I valori prima del denaro
«E qui sta apparentemente per molti il nodo della questione di queste settimane», aggiungono ancora i medici. «Da più parti ci si è posto l’interrogativo a sapere come fosse possibile che oltre i tre quarti degli azionisti avessero potuto rinunciare ad offerte maggiori, avanzate sia dal pubblico, che dal privato; interrogativi che hanno spinto alcuni concorrenti e non solo loro a malignamente insinuare che, proprio in virtù dell’offerta finanziaria più bassa, potessero essere stati stipulati accordi sottobanco o che sarebbero state fatte promesse di onorari maggiorati ai medici per le loro prestazioni». Ma i quattro medici rimarcano con forza che nulla di tutto questo è avvenuto. «Queste domande nascono da una implicita ammissione, detto per inciso, anche da parte di chi per posizioni ideologiche potrebbe porsi su un altro piano e cioè che ‘il dio denaro’ tutto può o addirittura tutto deve ottenere, in barba a qualsiasi altra considerazione o scala di valori.
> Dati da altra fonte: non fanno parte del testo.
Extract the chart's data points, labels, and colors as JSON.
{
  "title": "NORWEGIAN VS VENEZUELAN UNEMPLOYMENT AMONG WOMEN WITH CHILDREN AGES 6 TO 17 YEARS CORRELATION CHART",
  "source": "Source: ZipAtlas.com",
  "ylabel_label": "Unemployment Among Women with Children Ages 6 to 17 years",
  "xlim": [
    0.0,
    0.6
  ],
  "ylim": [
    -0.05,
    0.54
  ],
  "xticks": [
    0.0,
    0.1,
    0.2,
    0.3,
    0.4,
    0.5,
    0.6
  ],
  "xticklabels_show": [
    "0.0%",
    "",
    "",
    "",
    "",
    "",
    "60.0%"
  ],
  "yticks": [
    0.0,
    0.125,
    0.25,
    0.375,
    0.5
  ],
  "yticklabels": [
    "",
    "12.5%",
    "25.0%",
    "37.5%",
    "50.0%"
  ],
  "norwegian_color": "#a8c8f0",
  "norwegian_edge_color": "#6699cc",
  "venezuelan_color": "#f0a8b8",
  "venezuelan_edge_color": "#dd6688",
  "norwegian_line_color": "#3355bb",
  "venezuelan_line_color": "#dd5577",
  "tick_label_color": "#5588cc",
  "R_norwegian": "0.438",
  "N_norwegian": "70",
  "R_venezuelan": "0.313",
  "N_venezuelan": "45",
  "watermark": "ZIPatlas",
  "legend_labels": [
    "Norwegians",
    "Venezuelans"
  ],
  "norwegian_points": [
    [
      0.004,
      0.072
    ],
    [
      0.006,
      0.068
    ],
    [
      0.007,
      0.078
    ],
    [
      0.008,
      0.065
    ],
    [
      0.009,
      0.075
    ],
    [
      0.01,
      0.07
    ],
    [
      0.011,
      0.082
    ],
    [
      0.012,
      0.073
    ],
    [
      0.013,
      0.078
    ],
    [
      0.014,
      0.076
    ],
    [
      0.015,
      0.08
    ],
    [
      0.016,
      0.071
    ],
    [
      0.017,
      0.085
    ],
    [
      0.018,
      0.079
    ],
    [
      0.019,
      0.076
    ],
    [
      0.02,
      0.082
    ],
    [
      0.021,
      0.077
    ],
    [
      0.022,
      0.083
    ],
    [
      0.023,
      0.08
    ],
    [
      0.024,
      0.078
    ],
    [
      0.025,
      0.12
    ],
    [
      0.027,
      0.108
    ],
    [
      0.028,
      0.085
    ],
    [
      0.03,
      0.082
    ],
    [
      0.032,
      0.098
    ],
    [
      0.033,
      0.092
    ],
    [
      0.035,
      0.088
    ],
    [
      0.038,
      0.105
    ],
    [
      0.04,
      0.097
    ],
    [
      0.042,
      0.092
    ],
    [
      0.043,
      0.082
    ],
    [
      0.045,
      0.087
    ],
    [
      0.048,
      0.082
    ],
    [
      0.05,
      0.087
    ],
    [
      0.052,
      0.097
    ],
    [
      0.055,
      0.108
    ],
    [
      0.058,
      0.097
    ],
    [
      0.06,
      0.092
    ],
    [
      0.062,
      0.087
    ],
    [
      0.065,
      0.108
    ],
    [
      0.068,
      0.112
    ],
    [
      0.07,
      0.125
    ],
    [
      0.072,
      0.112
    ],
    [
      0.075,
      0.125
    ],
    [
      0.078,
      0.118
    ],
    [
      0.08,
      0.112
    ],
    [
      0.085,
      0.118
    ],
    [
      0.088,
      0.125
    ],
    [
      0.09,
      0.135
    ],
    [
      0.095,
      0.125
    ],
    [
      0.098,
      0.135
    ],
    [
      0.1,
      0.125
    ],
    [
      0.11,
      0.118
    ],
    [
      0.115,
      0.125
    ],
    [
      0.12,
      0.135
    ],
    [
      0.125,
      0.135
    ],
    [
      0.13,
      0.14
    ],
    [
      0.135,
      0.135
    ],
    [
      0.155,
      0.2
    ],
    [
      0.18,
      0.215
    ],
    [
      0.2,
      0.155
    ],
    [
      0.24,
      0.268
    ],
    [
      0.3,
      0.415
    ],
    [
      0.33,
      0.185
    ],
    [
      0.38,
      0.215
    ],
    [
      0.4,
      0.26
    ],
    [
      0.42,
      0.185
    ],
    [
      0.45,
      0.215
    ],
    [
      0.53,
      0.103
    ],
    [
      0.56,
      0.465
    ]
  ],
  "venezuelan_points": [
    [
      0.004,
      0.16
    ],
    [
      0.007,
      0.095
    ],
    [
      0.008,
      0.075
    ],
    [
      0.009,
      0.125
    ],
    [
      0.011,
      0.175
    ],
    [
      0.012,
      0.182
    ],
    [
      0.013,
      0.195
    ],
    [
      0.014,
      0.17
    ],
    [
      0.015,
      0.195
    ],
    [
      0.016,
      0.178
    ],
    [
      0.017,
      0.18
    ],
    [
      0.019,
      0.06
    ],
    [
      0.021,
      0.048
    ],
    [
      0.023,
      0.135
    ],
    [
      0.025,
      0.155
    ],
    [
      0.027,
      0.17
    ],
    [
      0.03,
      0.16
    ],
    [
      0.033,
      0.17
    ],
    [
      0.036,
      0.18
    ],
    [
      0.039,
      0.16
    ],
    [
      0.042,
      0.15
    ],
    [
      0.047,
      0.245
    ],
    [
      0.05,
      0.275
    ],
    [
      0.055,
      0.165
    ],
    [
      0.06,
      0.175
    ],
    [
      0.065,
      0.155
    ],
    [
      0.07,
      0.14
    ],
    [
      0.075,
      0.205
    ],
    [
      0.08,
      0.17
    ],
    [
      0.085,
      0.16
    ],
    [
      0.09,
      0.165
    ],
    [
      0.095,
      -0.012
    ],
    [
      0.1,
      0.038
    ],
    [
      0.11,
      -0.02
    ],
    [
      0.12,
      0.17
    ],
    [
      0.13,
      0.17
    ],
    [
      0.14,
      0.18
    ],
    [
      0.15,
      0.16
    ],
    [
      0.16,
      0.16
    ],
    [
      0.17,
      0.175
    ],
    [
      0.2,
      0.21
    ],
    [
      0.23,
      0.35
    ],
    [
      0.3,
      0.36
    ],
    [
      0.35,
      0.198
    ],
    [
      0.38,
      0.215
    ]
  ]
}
Ciò risultava ancor più incomprensibile sulla base dell’equazione pregiudiziale che ‘privato’ fa sempre e solo rima con ‘profitto’. Ricordiamo a questo proposito che per statuti la Clinica Moncucco è un’associazione non profit». La nota aggiunge inoltre che tra i sostenitori di questo progetto non vi erano solo medici attivi in clinica, ma anche medici ora in pensione ed eredi di medici che vi hanno lavorato. «Ed è proprio da loro che ci è giunta la lezione più preziosa, loro che avrebbero legittimamente potuto optare per soluzioni più lucrative e che invece ci hanno spronati a perseverare nella direzione intrapresa».

Ora solo materia per avvocati
Infine, va comunque rilevato che il pretore, come anticipato dal CdT sabato 29 maggio, ha nominato un commissario (Antonio Ventura della fiduciaria luganese Antonini), chiamato ad allestire un rapporto sul corretto svolgimento dell’assemblea del 14 maggio. Ma ora, anche se si dovesse decidere di far ripetere l’assemblea, la Clinica Moncucco si presenterebbe già come azionista di maggioranza. Insomma, la vendita della Santa Chiara è ormai decisa. E il resto, come conclude la nota, sarà solo «materia per avvocati».